Topswara.com -- Dikutip dari CNN Indonesia pada 2 Agustus 2023 Pemerintah bakal mulai mengenakan cukai pada produk minuman berpemanis dalam kemasan (MBDK) pada 2024 mendatang. Minuman berpemanis yang bakal kena cukai adalah minuman produk MBDK yang mengandung gula, pemanis alami, ataupun pemanis buatan.
Melalui Peraturan Presiden Nomor 76 Tahun 2023, target dari penerimaan cukai tersebut sebesar Rp4,39 triliun di tahun pertama ditetapkan yakni 2024.
Menurut pengamat pajak Center for Indonesia Taxation Analysis (CITA) Fajry, menuturkan bahwa munculnya Perpres untuk memungut cukai MBDK setidaknya menjadi harapan yang akan direalisasikan dalam waktu dekat. “Perpres ini yang kemudian menjadi ‘lampu hijau’ pengenaan cukai minuman bergula dalam kemasan,” ujarnya.
Pada dasarnya, pengamat pajak Center for Indonesia Taxatio Analysis (CITA) Fajry, mengungkapkan bahwa pengenaan cukai MBDK bukan semata-mata menambah penerimaan negara, namun tujuan utamanya sebagai pengendalian.
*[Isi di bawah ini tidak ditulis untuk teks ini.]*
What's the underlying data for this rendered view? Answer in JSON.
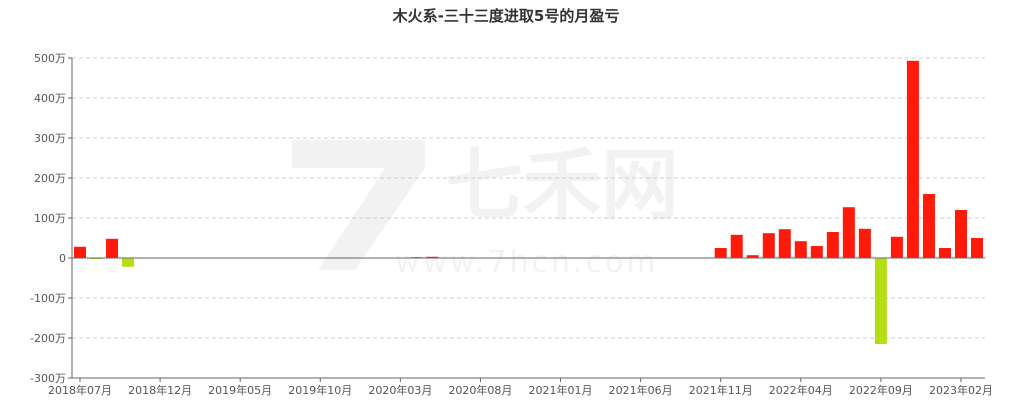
{
  "watermark": {
    "brand": "七禾网",
    "url": "www.7hcn.com"
  },
  "chart_data": {
    "type": "bar",
    "title": "木火系-三十三度进取5号的月盈亏",
    "xlabel": "",
    "ylabel": "",
    "ylim": [
      -300,
      500
    ],
    "yticks": [
      500,
      400,
      300,
      200,
      100,
      0,
      -100,
      -200,
      -300
    ],
    "ytick_labels": [
      "500万",
      "400万",
      "300万",
      "200万",
      "100万",
      "0",
      "-100万",
      "-200万",
      "-300万"
    ],
    "xtick_labels": [
      "2018年07月",
      "2018年12月",
      "2019年05月",
      "2019年10月",
      "2020年03月",
      "2020年08月",
      "2021年01月",
      "2021年06月",
      "2021年11月",
      "2022年04月",
      "2022年09月",
      "2023年02月"
    ],
    "grid": true,
    "colors": {
      "positive": "#ff1a0a",
      "negative": "#b5de14"
    },
    "categories": [
      "2018年07月",
      "2018年08月",
      "2018年09月",
      "2018年10月",
      "2018年11月",
      "2018年12月",
      "2019年01月",
      "2019年02月",
      "2019年03月",
      "2019年04月",
      "2019年05月",
      "2019年06月",
      "2019年07月",
      "2019年08月",
      "2019年09月",
      "2019年10月",
      "2019年11月",
      "2019年12月",
      "2020年01月",
      "2020年02月",
      "2020年03月",
      "2020年04月",
      "2020年05月",
      "2020年06月",
      "2020年07月",
      "2020年08月",
      "2020年09月",
      "2020年10月",
      "2020年11月",
      "2020年12月",
      "2021年01月",
      "2021年02月",
      "2021年03月",
      "2021年04月",
      "2021年05月",
      "2021年06月",
      "2021年07月",
      "2021年08月",
      "2021年09月",
      "2021年10月",
      "2021年11月",
      "2021年12月",
      "2022年01月",
      "2022年02月",
      "2022年03月",
      "2022年04月",
      "2022年05月",
      "2022年06月",
      "2022年07月",
      "2022年08月",
      "2022年09月",
      "2022年10月",
      "2022年11月",
      "2022年12月",
      "2023年01月",
      "2023年02月",
      "2023年03月"
    ],
    "values": [
      28,
      -2,
      48,
      -22,
      0,
      0,
      0,
      0,
      0,
      0,
      0,
      0,
      0,
      0,
      0,
      0,
      0,
      0,
      0,
      0,
      0,
      2,
      3,
      0,
      0,
      0,
      0,
      0,
      0,
      0,
      0,
      0,
      0,
      0,
      0,
      0,
      0,
      0,
      0,
      0,
      25,
      58,
      7,
      62,
      72,
      42,
      30,
      65,
      127,
      73,
      -215,
      53,
      493,
      160,
      25,
      120,
      50
    ]
  }
}
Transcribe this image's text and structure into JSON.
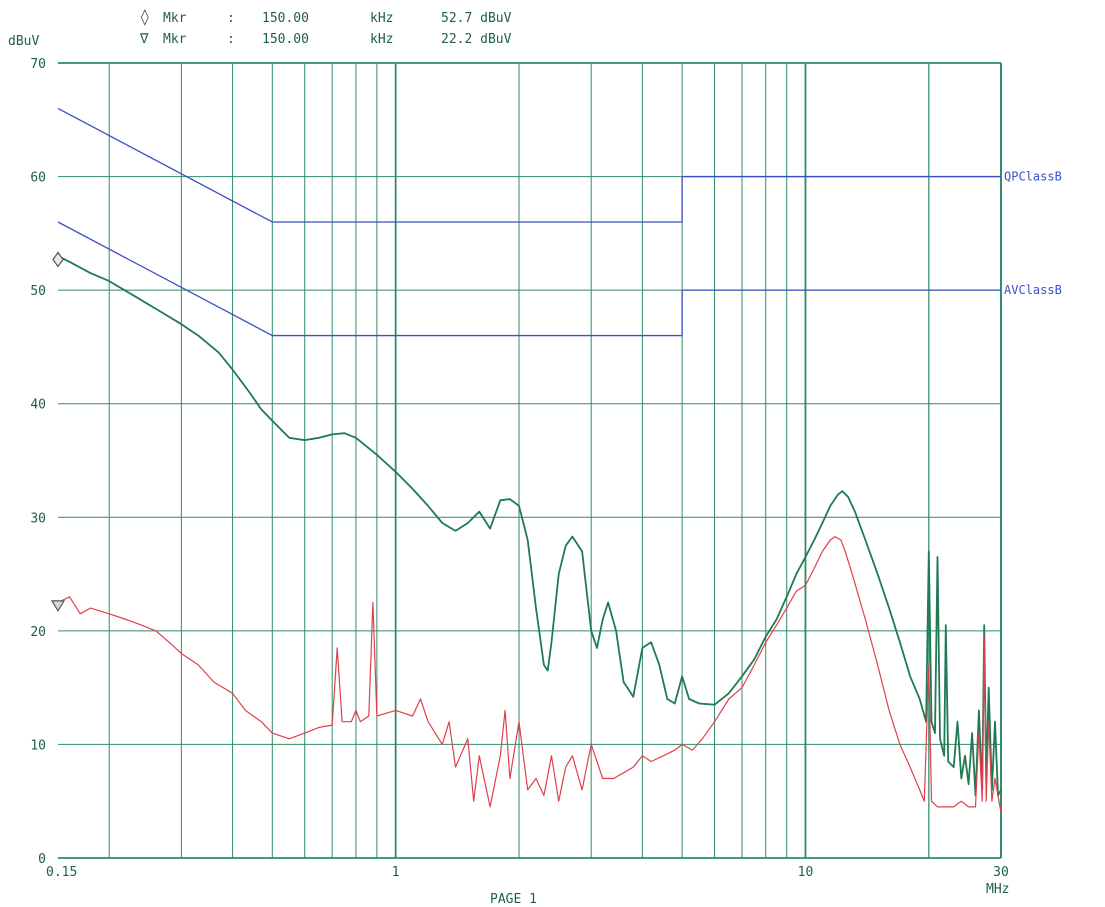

Fungsi tersebut sebagai alat untuk mengatur dan melaksanakan kebijakan pemerintah dalam bidang sosial dan ekonomi. Seperti pada kasus minuman yang mengandung pemanis buatan, tujuannya adalah untuk menekan salah satu faktor risiko dari banyaknya penyakit tidak menular yang terjadi di masyarakat, seperti diabetes. (tirto.id, 3/2/2024).
Mengamati masalah kesehatan di Indonesia adalah masalah serius untuk diselesaikan, terutama pada kasus pengidap diabetes yang kian parah hingga menyebabkan kematian. Penyelesaian kasus diabetes ini tentu tidak bisa diselesaikan sendiri oleh pihak pengidap diabetes dan para medis.
Melihat usulan pemerintah memberikan penetapan cukai minuman berpemanis dalam kemasan tersebut, sanggatlah naif jika tujuannya adalah untuk menekan atau mencegah penyakit diabetes.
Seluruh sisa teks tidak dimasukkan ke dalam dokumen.